The Pantheon was unique: it was both. 

Where once the Romans had sought to glorify the whole world of the gods, in one breathtaking universal  statement in architecture, the seed of Christianity had taken root in the porphyry and marble, and risen to the great sun-like opening in the coffered roof.  The Christians had baptized the temple and made it truly universal: they made it Catholic. Statues of saints now fill the niches where the Greek and Roman gods stood.

They didn’t say: “Look at this evil pagan temple erected to all the false gods, let’s tear it down and destroy it and build a church in its place.” No; rather, they said, “Look at this thing of beauty. Let it glorify God!”  While removing the pagan deities, they preserved the religious beauty of the building—indeed, they elevated it to a spiritual plane the pagans had not anticipated. God Himself is present in the Pantheon.

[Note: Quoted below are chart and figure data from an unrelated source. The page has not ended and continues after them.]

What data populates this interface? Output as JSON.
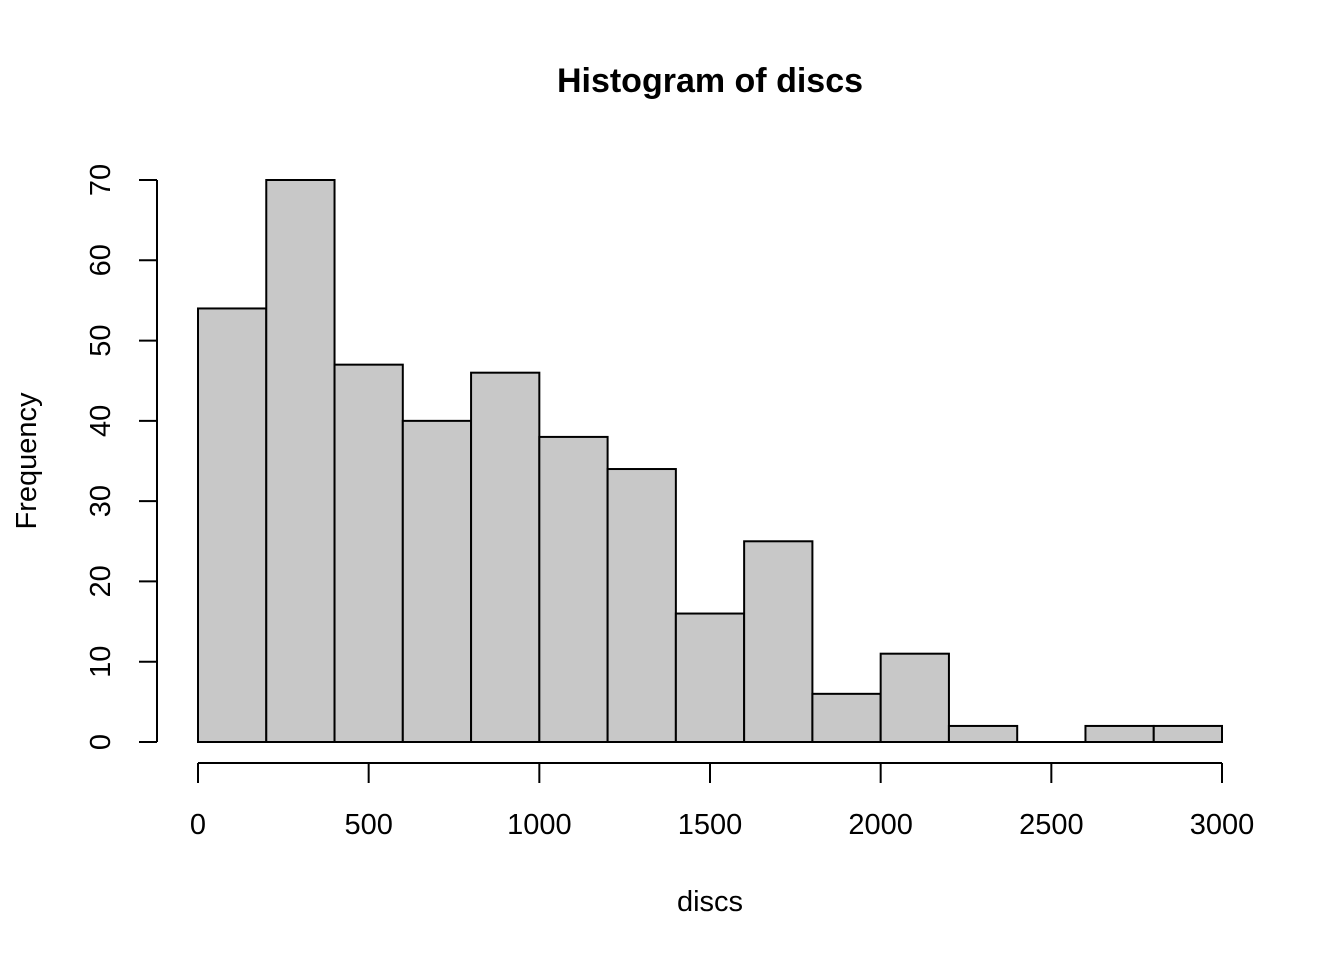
{
  "chart_data": {
    "type": "bar",
    "title": "Histogram of discs",
    "xlabel": "discs",
    "ylabel": "Frequency",
    "bin_edges": [
      0,
      200,
      400,
      600,
      800,
      1000,
      1200,
      1400,
      1600,
      1800,
      2000,
      2200,
      2400,
      2600,
      2800,
      3000
    ],
    "values": [
      54,
      70,
      47,
      40,
      46,
      38,
      34,
      16,
      25,
      6,
      11,
      2,
      0,
      2,
      2
    ],
    "xlim": [
      0,
      3000
    ],
    "ylim": [
      0,
      70
    ],
    "x_ticks": [
      0,
      500,
      1000,
      1500,
      2000,
      2500,
      3000
    ],
    "y_ticks": [
      0,
      10,
      20,
      30,
      40,
      50,
      60,
      70
    ],
    "bar_color": "#c8c8c8",
    "grid": false
  }
}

More than an architectural wonder, the vast dome of the Pantheon is a cultural wonder, a testament to what Christians are called to do in a pagan world. We are not meant to destroy the world around us. We are meant to recognize the good, the true, and the beautiful, and to transform and baptize a neo-pagan world, restoring all created things in Him and all people in His image. This is the call of the New Evangelization, and the Pantheon recalled it again to my mind.

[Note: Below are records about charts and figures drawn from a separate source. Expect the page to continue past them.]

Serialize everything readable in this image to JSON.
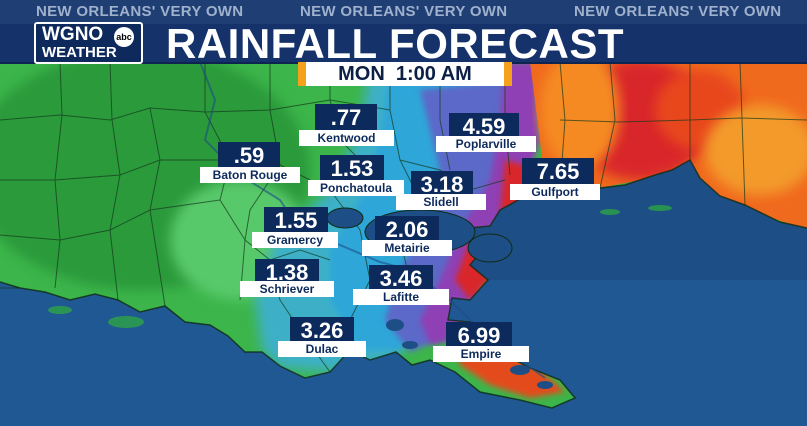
{
  "header": {
    "tagline_left": "NEW ORLEANS' VERY OWN",
    "tagline_center": "NEW ORLEANS' VERY OWN",
    "tagline_right": "NEW ORLEANS' VERY OWN",
    "title": "RAINFALL FORECAST"
  },
  "logo": {
    "call_letters": "WGNO",
    "network": "abc",
    "subtitle": "WEATHER"
  },
  "timestamp": "MON  1:00 AM",
  "colors": {
    "header_navy": "#15336a",
    "label_navy": "#0d2a5c",
    "accent_orange": "#f4a21b",
    "water_blue": "#1d4f86",
    "low_rain_green": "#2fae3c",
    "mid_rain_cyan": "#35b9d6",
    "high_rain_purple": "#8f3fb4",
    "very_high_red": "#d9262a",
    "extreme_orange": "#f06a1d"
  },
  "locations": [
    {
      "name": "Kentwood",
      "amount": ".77"
    },
    {
      "name": "Poplarville",
      "amount": "4.59"
    },
    {
      "name": "Baton Rouge",
      "amount": ".59"
    },
    {
      "name": "Ponchatoula",
      "amount": "1.53"
    },
    {
      "name": "Slidell",
      "amount": "3.18"
    },
    {
      "name": "Gulfport",
      "amount": "7.65"
    },
    {
      "name": "Gramercy",
      "amount": "1.55"
    },
    {
      "name": "Metairie",
      "amount": "2.06"
    },
    {
      "name": "Schriever",
      "amount": "1.38"
    },
    {
      "name": "Lafitte",
      "amount": "3.46"
    },
    {
      "name": "Dulac",
      "amount": "3.26"
    },
    {
      "name": "Empire",
      "amount": "6.99"
    }
  ]
}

To be perfectly honest, when naming this blog, I also had a much less serious reason for picking this somewhat unusual name—a reason that tickles my English major heart. The word “pantheon” in common usage can have a double-meaning: it can mean something that encompasses everything worthwhile, as in, “in the pantheon of literary classics.” And that’s what I’d like to write about: everything. Or at least, anything that is worth talking and writing about.







One comment

  1. I do wish you well. It is refreshing to note someone wishing to be a Catholic writer, The tradition which inspires your aspiration is longer than the history of the West which is indeed reliant upon it to any reasoned sense of itself. Be well, keep the flame alive, do your best. God bless you.